Grazie a lei Diego si riconciliò con suo figlio. «Sì, me lo chiese Diego Junior. Suo padre venne a trovarmi a Fiuggi, lo portai sul campo da golf e glielo feci incontrare. Li lasciai soli, li guardavo da lontano, seduti a parlare per oltre un’ora, e sorridevo. Maradona fu un galantuomo, avrebbe avuto tutto il diritto di fregarsene. Invece ha riconosciuto suo figlio, che oggi è un uomo felice».
Maradona ispirò anche il suo gol più bello. «A Budapest, in Coppa dei Campioni.
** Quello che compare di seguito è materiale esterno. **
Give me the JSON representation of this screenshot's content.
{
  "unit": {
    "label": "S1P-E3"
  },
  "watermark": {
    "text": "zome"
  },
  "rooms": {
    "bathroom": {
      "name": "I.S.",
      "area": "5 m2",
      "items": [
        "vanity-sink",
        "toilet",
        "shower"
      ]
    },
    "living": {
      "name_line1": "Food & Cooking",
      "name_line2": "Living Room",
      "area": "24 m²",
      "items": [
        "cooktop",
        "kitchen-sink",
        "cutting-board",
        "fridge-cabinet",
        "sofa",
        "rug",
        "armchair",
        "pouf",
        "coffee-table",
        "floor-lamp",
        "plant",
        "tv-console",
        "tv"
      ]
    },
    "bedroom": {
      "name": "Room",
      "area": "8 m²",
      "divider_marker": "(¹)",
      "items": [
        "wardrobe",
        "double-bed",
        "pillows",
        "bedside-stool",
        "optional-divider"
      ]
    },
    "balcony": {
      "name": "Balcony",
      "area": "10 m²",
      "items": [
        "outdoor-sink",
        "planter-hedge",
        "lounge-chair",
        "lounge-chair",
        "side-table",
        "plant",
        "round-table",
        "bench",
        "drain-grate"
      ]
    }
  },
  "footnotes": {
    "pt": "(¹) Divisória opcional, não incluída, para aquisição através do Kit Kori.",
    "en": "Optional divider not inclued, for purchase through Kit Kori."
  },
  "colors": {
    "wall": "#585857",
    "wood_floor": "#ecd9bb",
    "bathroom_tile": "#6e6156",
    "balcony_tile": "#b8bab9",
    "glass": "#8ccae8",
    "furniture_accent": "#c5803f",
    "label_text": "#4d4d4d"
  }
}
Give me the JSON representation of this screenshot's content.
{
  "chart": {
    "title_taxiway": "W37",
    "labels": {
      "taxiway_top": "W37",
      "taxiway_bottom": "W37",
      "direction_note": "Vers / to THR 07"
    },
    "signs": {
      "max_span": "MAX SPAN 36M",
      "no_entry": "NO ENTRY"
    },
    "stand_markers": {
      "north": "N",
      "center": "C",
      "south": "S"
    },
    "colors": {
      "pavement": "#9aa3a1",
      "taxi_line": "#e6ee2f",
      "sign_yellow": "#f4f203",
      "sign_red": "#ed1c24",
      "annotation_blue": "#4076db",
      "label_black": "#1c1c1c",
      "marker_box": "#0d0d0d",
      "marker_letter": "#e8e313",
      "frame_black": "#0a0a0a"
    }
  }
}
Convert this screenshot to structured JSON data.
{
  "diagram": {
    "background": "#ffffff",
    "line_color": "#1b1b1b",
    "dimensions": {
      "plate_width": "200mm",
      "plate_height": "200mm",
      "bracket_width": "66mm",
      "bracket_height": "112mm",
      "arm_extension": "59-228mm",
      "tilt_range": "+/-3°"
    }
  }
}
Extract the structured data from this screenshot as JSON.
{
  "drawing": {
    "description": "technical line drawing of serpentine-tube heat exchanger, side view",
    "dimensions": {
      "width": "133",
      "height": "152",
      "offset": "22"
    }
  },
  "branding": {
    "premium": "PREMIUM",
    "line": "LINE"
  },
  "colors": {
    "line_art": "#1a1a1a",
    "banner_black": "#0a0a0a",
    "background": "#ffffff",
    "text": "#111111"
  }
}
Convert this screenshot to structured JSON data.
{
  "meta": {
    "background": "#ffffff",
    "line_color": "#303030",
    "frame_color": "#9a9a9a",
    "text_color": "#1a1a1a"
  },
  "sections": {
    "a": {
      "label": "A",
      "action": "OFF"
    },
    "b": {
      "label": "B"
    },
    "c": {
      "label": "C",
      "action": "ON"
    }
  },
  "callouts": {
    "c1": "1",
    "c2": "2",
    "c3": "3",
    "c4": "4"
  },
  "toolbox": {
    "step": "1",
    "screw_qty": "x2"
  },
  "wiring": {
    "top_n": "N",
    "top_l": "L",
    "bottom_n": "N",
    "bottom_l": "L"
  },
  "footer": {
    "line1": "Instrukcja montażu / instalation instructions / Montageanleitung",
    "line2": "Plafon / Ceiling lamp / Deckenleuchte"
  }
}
Lancio di Diego da centrocampo, tacco al volo mio per Careca, palla di ritorno, controllo e sinistro in rete. Ci capivamo all’istante, è bello pensare che parlavo la stessa lingua di Maradona e Careca».
I sogni di quel Napoli, 1990-91, si sbriciolarono contro lo Spartak Mosca. «Un confronto stregato, presi traversa all’andata e palo al ritorno, un altro palo lo prese Francini, se fossimo passati avremmo incontrato il Real in crisi, c’era tutto per arrivare in altissimo. Ma lì il problema di Diego iniziò a emergere, insieme alla sua instabilità. Partimmo per Mosca senza di lui, ci raggiunse con un volo privato, litigò con Bigon che non lo fece giocare, Moggi prese le parti della società...».